The focus will be Germany and major European cities.

Speaking to Real Estate Capital Europe, Ulrich Kastner, co-founder and managing partner at Lenwood, said it is aiming to raise around €350 million from institutional investors. It expects to close the vehicle before the end of the year, with a first close by the end of June.

Kastner, who spent five years, between 2003 to 2008, at US bank Lehman Brothers as an executive director, co-founded Lenwood with Burkhard Schlickenrieder, former director of commercial real estate origination at German bank pbb Deutsche Pfandbriefbank, in 2017.

The firm has since rolled out four vehicles and has built a loan book of around €1 billion.

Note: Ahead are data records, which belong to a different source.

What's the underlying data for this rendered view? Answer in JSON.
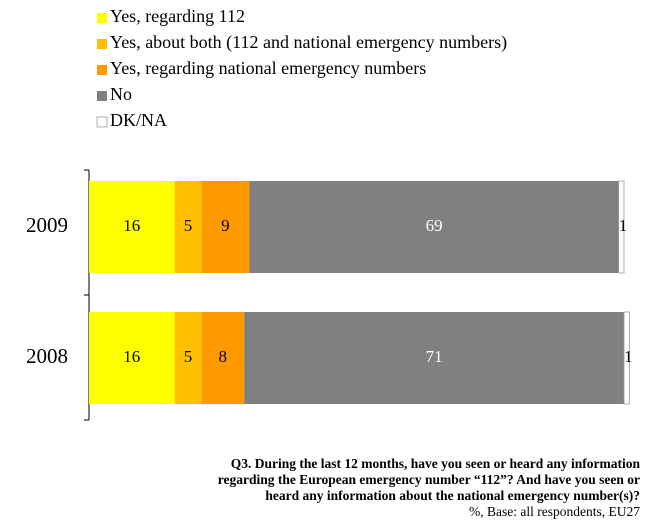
{
  "chart_data": {
    "type": "stacked-bar-horizontal",
    "categories": [
      "2009",
      "2008"
    ],
    "series": [
      {
        "name": "Yes, regarding 112",
        "color": "#ffff00",
        "values": [
          16,
          16
        ]
      },
      {
        "name": "Yes, about both (112 and national emergency numbers)",
        "color": "#ffc000",
        "values": [
          5,
          5
        ]
      },
      {
        "name": "Yes, regarding national emergency numbers",
        "color": "#ff9900",
        "values": [
          9,
          8
        ]
      },
      {
        "name": "No",
        "color": "#808080",
        "values": [
          69,
          71
        ]
      },
      {
        "name": "DK/NA",
        "color": "#ffffff",
        "values": [
          1,
          1
        ]
      }
    ],
    "xlim": [
      0,
      100
    ],
    "legend": "top-left",
    "footnote": [
      "Q3. During the last 12 months, have you seen or heard any information",
      "regarding the European emergency number “112”?  And have you seen or",
      "heard any information about the national emergency number(s)?"
    ],
    "base": "%, Base:  all respondents, EU27"
  }
}
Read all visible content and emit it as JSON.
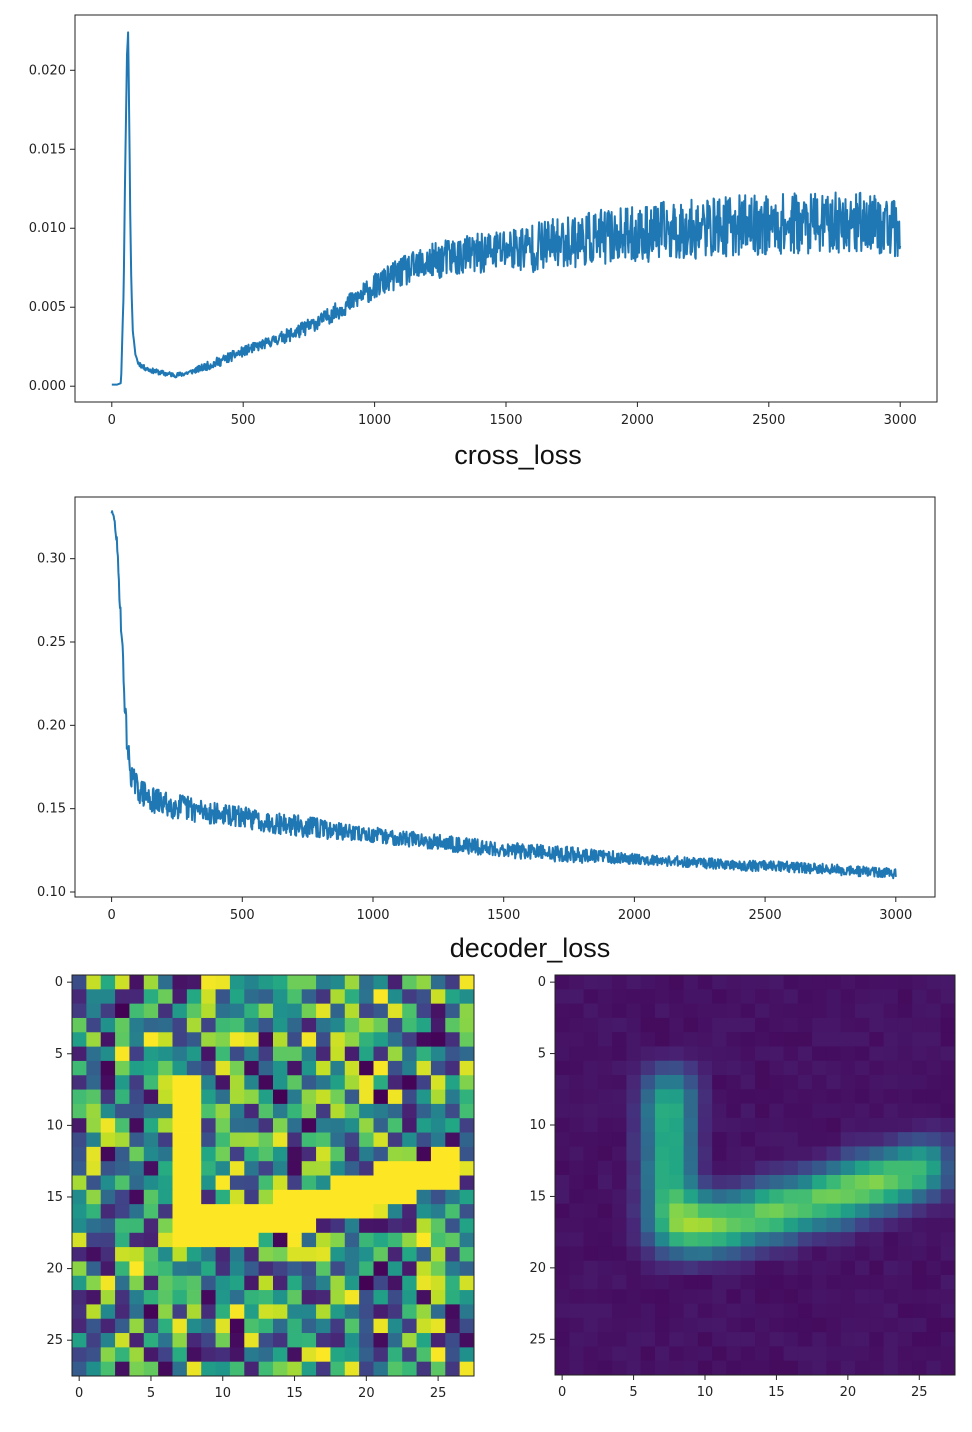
{
  "colors": {
    "series": "#1f77b4",
    "axis": "#222222"
  },
  "captions": {
    "plot1": "cross_loss",
    "plot2": "decoder_loss"
  },
  "chart_data": [
    {
      "type": "line",
      "xlabel": "cross_loss",
      "xlim": [
        -140,
        3140
      ],
      "ylim": [
        -0.001,
        0.0235
      ],
      "x_ticks": [
        0,
        500,
        1000,
        1500,
        2000,
        2500,
        3000
      ],
      "x_tick_labels": [
        "0",
        "500",
        "1000",
        "1500",
        "2000",
        "2500",
        "3000"
      ],
      "y_ticks": [
        0,
        0.005,
        0.01,
        0.015,
        0.02
      ],
      "y_tick_labels": [
        "0.000",
        "0.005",
        "0.010",
        "0.015",
        "0.020"
      ],
      "grid": false,
      "x": [
        0,
        20,
        35,
        45,
        52,
        58,
        62,
        65,
        70,
        75,
        80,
        90,
        100,
        120,
        150,
        200,
        250,
        300,
        400,
        500,
        600,
        700,
        800,
        900,
        1000,
        1100,
        1200,
        1300,
        1400,
        1500,
        1600,
        1700,
        1800,
        1900,
        2000,
        2100,
        2200,
        2300,
        2400,
        2500,
        2600,
        2700,
        2800,
        2900,
        3000
      ],
      "y": [
        0.0001,
        0.0001,
        0.0002,
        0.006,
        0.015,
        0.021,
        0.0224,
        0.019,
        0.011,
        0.006,
        0.0035,
        0.002,
        0.0015,
        0.0012,
        0.001,
        0.0008,
        0.0007,
        0.0009,
        0.0015,
        0.0022,
        0.0028,
        0.0034,
        0.0042,
        0.0052,
        0.0063,
        0.0072,
        0.0078,
        0.0082,
        0.0084,
        0.0087,
        0.0088,
        0.0091,
        0.0093,
        0.0095,
        0.0096,
        0.0098,
        0.0099,
        0.0101,
        0.0102,
        0.0102,
        0.0103,
        0.0103,
        0.0104,
        0.0104,
        0.0098
      ],
      "noise_amplitude": [
        0,
        0,
        0,
        0,
        0,
        0,
        0,
        0,
        0,
        0,
        0,
        0,
        0.0001,
        0.0001,
        0.0001,
        0.0001,
        0.0001,
        0.0001,
        0.0002,
        0.0002,
        0.0002,
        0.0003,
        0.0003,
        0.0004,
        0.0005,
        0.0006,
        0.0007,
        0.0008,
        0.0008,
        0.0009,
        0.001,
        0.001,
        0.0011,
        0.0011,
        0.0011,
        0.0012,
        0.0012,
        0.0012,
        0.0012,
        0.0012,
        0.0012,
        0.0012,
        0.0012,
        0.0012,
        0.0011
      ]
    },
    {
      "type": "line",
      "xlabel": "decoder_loss",
      "xlim": [
        -140,
        3150
      ],
      "ylim": [
        0.097,
        0.337
      ],
      "x_ticks": [
        0,
        500,
        1000,
        1500,
        2000,
        2500,
        3000
      ],
      "x_tick_labels": [
        "0",
        "500",
        "1000",
        "1500",
        "2000",
        "2500",
        "3000"
      ],
      "y_ticks": [
        0.1,
        0.15,
        0.2,
        0.25,
        0.3
      ],
      "y_tick_labels": [
        "0.10",
        "0.15",
        "0.20",
        "0.25",
        "0.30"
      ],
      "grid": false,
      "x": [
        0,
        10,
        20,
        30,
        40,
        50,
        60,
        70,
        80,
        100,
        150,
        200,
        300,
        400,
        500,
        600,
        700,
        800,
        900,
        1000,
        1200,
        1400,
        1600,
        1800,
        2000,
        2200,
        2400,
        2600,
        2800,
        3000
      ],
      "y": [
        0.328,
        0.324,
        0.31,
        0.28,
        0.25,
        0.215,
        0.188,
        0.175,
        0.168,
        0.162,
        0.155,
        0.153,
        0.15,
        0.147,
        0.145,
        0.142,
        0.14,
        0.138,
        0.136,
        0.134,
        0.131,
        0.127,
        0.124,
        0.122,
        0.12,
        0.118,
        0.116,
        0.115,
        0.113,
        0.111
      ],
      "noise_amplitude": [
        0.001,
        0.001,
        0.002,
        0.003,
        0.004,
        0.005,
        0.005,
        0.005,
        0.005,
        0.005,
        0.005,
        0.005,
        0.005,
        0.004,
        0.004,
        0.004,
        0.004,
        0.004,
        0.003,
        0.003,
        0.003,
        0.003,
        0.003,
        0.003,
        0.002,
        0.002,
        0.002,
        0.002,
        0.002,
        0.002
      ]
    },
    {
      "type": "heatmap",
      "title": "",
      "size": [
        28,
        28
      ],
      "colormap": "viridis",
      "x_ticks": [
        0,
        5,
        10,
        15,
        20,
        25
      ],
      "y_ticks": [
        0,
        5,
        10,
        15,
        20,
        25
      ],
      "description_values": "random noise background with a bright yellow L-shaped digit (vertical stroke columns ~7-9 from row ~7 to 18, horizontal stroke rising from ~(18,8) to ~(13,26))"
    },
    {
      "type": "heatmap",
      "title": "",
      "size": [
        28,
        28
      ],
      "colormap": "viridis",
      "x_ticks": [
        0,
        5,
        10,
        15,
        20,
        25
      ],
      "y_ticks": [
        0,
        5,
        10,
        15,
        20,
        25
      ],
      "description_values": "dark purple background with a smooth blurred L-shaped digit reconstruction"
    }
  ]
}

Lenwood has traditionally provided mezzanine finance across asset classes but investor appetite for residential steered it towards also providing a living sectors focused fund.

“Investors have voiced their preference for residential assets, and they are looking for social sustainable Article 8 funds, so that’s why we created the fund. We’ve done ‘S’ [the social aspect of ESG] in the past as part of our broader strategy but a themed fund makes a lot of sense in today’s world,” he added.

It is understood that the firm will target net returns of 7.5 percent.

The current economic environment has created uncertainty around property valuations due to rising interest rates, exposing borrowers to higher debt costs. However, Kastner said there are features a lender can put in place to mitigate risk.

“You go for more quality on the asset side, you have corporate guarantees, you have reserve accounts, you’re building these features, and you are also looking at stronger sponsors with stronger balance sheet,” he added.

He explained banks’ reluctance to commit to financing deals has created an opening for alternative lenders.

“A new part of the market has opened up with the banks pulling back. So, they’re pulling out of a lot of financing, and they’re pulling back in terms of LTV, that’s creating space for alternative lenders. I think that’s true all over Europe,” he said.